While Northampton has a large number of people who fit the coworking profile, the concept doesn’t easily lend itself to expensive commercial real estate, at least in this region. The Cambridge Innovation Center, which hosts more than 600 companies, now occupies 207,000 square feet in Kendall Square, and recently announced plans to open a major outpost in Boston’s Financial District with enough space for about 300 startups.

“I tried to expand in Northampton first,” said Silva, “and I had some very pleasant interactions with landlords, but the market rates are such that it’s not feasible; they’ve got too many people from New York coming here who are really happy to pay New York prices for Northampton real estate.”

So, at the moment, most of the focus of expansion talks centers on downtown Springfield, said Silva, as that’s where many young entrepreneurs are coming together — Valley Venture Mentors meets monthly in Tower Square, for example, and Paragus IT founder Delcie Bean has relocated that company temporarily into Harrison Place — and the real estate is, in theory, anyway, more attainable and affordable.

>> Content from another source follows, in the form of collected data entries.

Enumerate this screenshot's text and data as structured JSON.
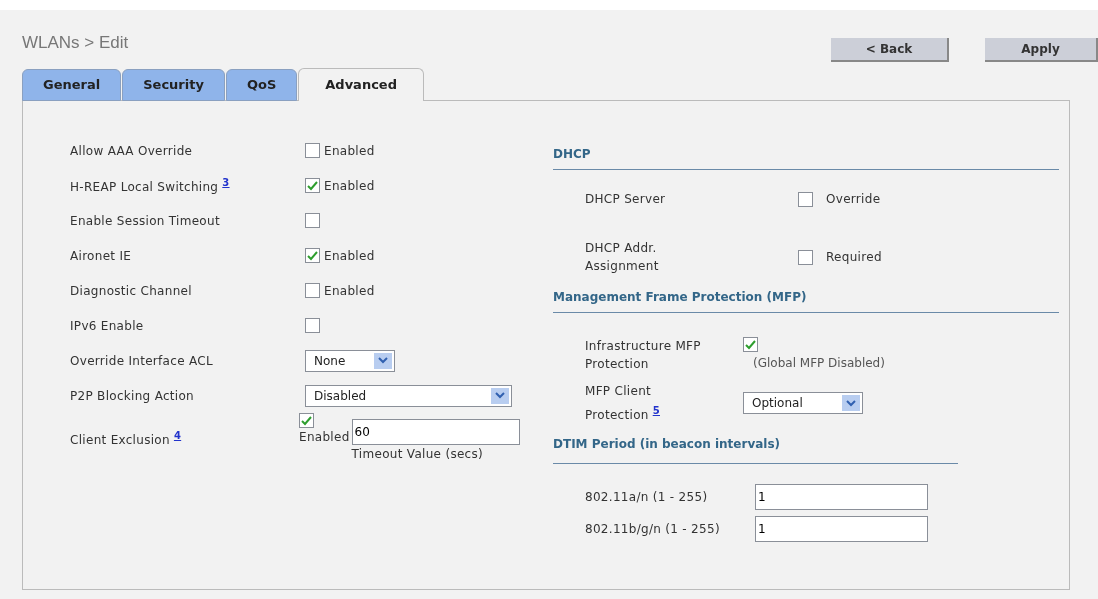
{
  "header": {
    "title": "WLANs > Edit",
    "buttons": [
      "< Back",
      "Apply"
    ]
  },
  "tabs": [
    {
      "label": "General",
      "selected": false
    },
    {
      "label": "Security",
      "selected": false
    },
    {
      "label": "QoS",
      "selected": false
    },
    {
      "label": "Advanced",
      "selected": true
    }
  ],
  "left_settings": [
    {
      "kind": "checkbox",
      "label": "Allow AAA Override",
      "checked": false,
      "option": "Enabled"
    },
    {
      "kind": "checkbox",
      "label": "H-REAP Local Switching",
      "footnote": "3",
      "checked": true,
      "option": "Enabled"
    },
    {
      "kind": "checkbox",
      "label": "Enable Session Timeout",
      "checked": false
    },
    {
      "kind": "checkbox",
      "label": "Aironet IE",
      "checked": true,
      "option": "Enabled"
    },
    {
      "kind": "checkbox",
      "label": "Diagnostic Channel",
      "checked": false,
      "option": "Enabled"
    },
    {
      "kind": "checkbox",
      "label": "IPv6 Enable",
      "checked": false
    },
    {
      "kind": "select",
      "label": "Override Interface ACL",
      "value": "None"
    },
    {
      "kind": "select_wide",
      "label": "P2P Blocking Action",
      "value": "Disabled"
    },
    {
      "kind": "exclusion",
      "label": "Client Exclusion",
      "footnote": "4",
      "checked": true,
      "option": "Enabled",
      "value": "60",
      "caption": "Timeout Value (secs)"
    }
  ],
  "dhcp": {
    "heading": "DHCP",
    "rows": [
      {
        "label": "DHCP Server",
        "checked": false,
        "option": "Override"
      },
      {
        "label": "DHCP Addr. Assignment",
        "checked": false,
        "option": "Required"
      }
    ]
  },
  "mfp": {
    "heading": "Management Frame Protection (MFP)",
    "infrastructure": {
      "label": "Infrastructure MFP Protection",
      "checked": true,
      "note": "(Global MFP Disabled)"
    },
    "client": {
      "label": "MFP Client Protection",
      "footnote": "5",
      "value": "Optional"
    }
  },
  "dtim": {
    "heading": "DTIM Period (in beacon intervals)",
    "rows": [
      {
        "label": "802.11a/n (1 - 255)",
        "value": "1"
      },
      {
        "label": "802.11b/g/n (1 - 255)",
        "value": "1"
      }
    ]
  }
}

But a facility like Click represents a challenge, as well as sizable risk for a landlord, said Silva, adding that he usually has to offer an education in the potential benefits, which are sometimes difficult to envision.

“I say to landlords, ‘you have small fish come to you all the time, and it’s not worth your time to deal with them, but you know that if someone feeds the small fish, they may grow up to be big fish — you just don’t want to be in that business,’” he explained. “‘So give me some space, and send all the small fish to me; we’ll feed them and care for them and nurture them. Some of them are going to die, but some of them are going to grow up to be big fish, and they’re not going to fit in our tank.’”

Despite some inherent challenges to getting them off the ground, Usman said, coworking facilities represent the future of incubation and efforts to foster entrepreneurship.

“I really believe coworking spaces will be in every large town — New York probably has 60 coworking spaces, if not more, and almost every major city has them,” he noted. “And many of the startups now are through coworking space — they don’t get their own office space, but they just go to a coworking facility.

“If you want to promote entrepreneurial activity, you have to have coworking space,” he went on. “Greenfield should have a facility. Westfield should have one.This is the wave of the future.”

When Something Clicks

Smith and Landry don’t know how long they’ll be working for the Chorus Foundation, or how much the contract will eventually be worth to them.

What they do know is that it’s highly unlikely that their partnership, and this assignment, would have come about had they not both been working at Click.

Theirs was a highly effective collision, one that Silva and others hold up as a model for what can, and often does, happen when creative minds and crazy people share a table, a copier, a conference room, and an office without a boss.

The goal now is simply to create more of them.